Last night I attended a performance of a new play by Jon Kakaley, "A Hole in His Heart," at Atlantic Stages on West 16th Street, a production of "Ten Years Productions" directed by Jake Turner. My theater-going companion and I subscribe to Atlantic Stages, which affords a variety of independent theater productions over the course of the season. The description of this show sounded interesting, so we decided to take the plunge, even though we had never heard of the author, so we showed up without any specific expectations.
Mr. Kakaley is a young actor who has been working on this, his first full-length play, since January 2009. He's spent the last several years struggling to build a career as an actor in New York, and has appeared in some short films, TV series pilots, and off-Broadway revivals of some well-known stage plays, but it sounds like he hasn't yet had his real break-through as an actor. According to an author's note in the program, he's realized that the hard work and sacrifice has caused him to neglect forming relationships with people, and although he's derived "great joy" from being an actor, "I have always felt a hole in my heart. I've thought long and hard about what that hole was from, and I believe it's from the relationships I've missed out on to get here." His play is devoted to exploring this issue.
He has created (both as a writer and actor) the central character of James Logan, a young film actor whose career has developed nicely over the span of ten years and is about to take-off into "star" territory, but who is bothered by the lack of personal relationships in his life. All the calls he receives are business calls. Ten years previously he had separated from a girlfriend in order to make a career as an actor, but the regret at ending that relationship lingers. As the play begins, his ex-girlfriend, now a divorced woman in poor health who has lost custody of her child due to her drug abuse and neglectful ways, is lounging in her seedy one-room apartment when Logan bursts unannounced through her door, having had no contact with her in a decade, and seeks to restart their relationship. The play explores the rocky road that ensues towards rebuilding the trust destroyed by his prior desertion, and the ultimate test that Logan faces in trying to decide what is more important to him – pursuing this relationship or seizing upon the next big opportunity for his career.
The entire effort is marked by great sincerity, but in truth the play is very much a first effort. Mr. Kakaley performs the lead role with enthusiasm, and his supporting cast is also clearly very committed to the effort, but I thought the script and production still needed plenty of work to become convincing.
At intermission, my theater-going companion asked "Had enough?" and suggested leaving. But I insisted that we stick it out. I thought that these actors and the technical staff supporting them had put a real effort into making something of this story, and although the end result was not entirely convincing, we should at least stay and see how things turned out. I concluded that the second act was actually more effective than the first. Exposition establishing the characters and their relationships can be difficult, but once the plot is really set in motion, things tend to move more smoothly. Knowing how to end can be difficult, and I don't know that Mr.
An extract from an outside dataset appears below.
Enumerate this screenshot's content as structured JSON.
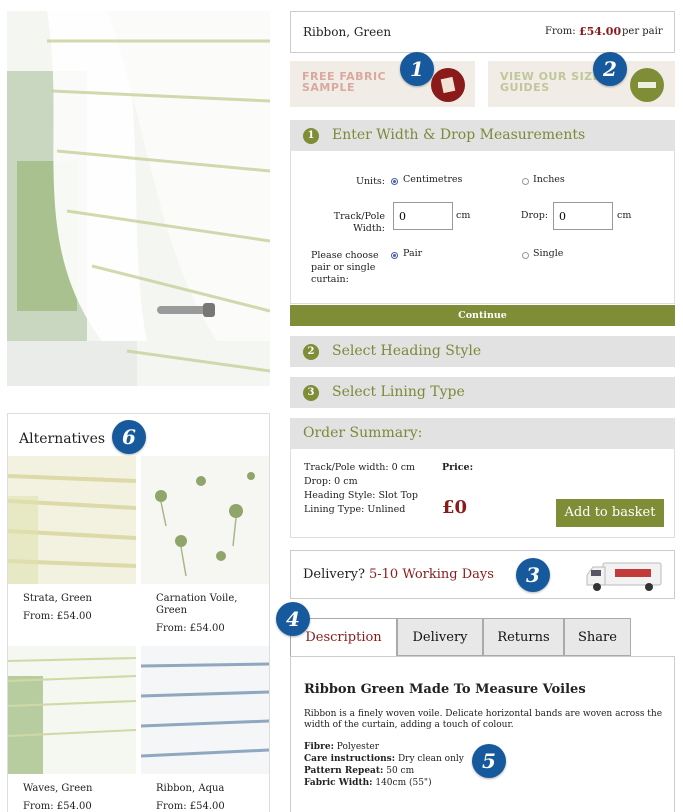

Kakaley solved the problem of ending this play all that convincingly – a blackout at a moment of high drama can be a good ending, but I found this one a bit unsatisfying.
According to his bio in the program, Mr. Kakaley is working on two more plays and I would be interesting in seeing how his experience with this first effort pays off in future works. I would also be interested in seeing him acting in other peoples' productions, as he does exhibit significant skill as an actor. His chief supporting player, Ydaiber Orozco, a Venezuelan-born actress who plays the girlfriend, really threw herself into the role as well, and I enjoyed her performance. Briefer supporting roles were well taken by Brian Podnos, Arthur Gerunda, Daniel Genalo, and Mark Hennessy. The entire play was performed on a single set meant to represent "a low-income house in the middle of nowhere," which it adequately did. Director JakeTurner had to handle the light and sound due to the last minute unavailability of a staff member, which may explain some of the lengthy delays between scenes, and definitely explains the delayed start of the show, which runs a bit over 2 hours.
This is a limited run, so anybody interested should not hesitate.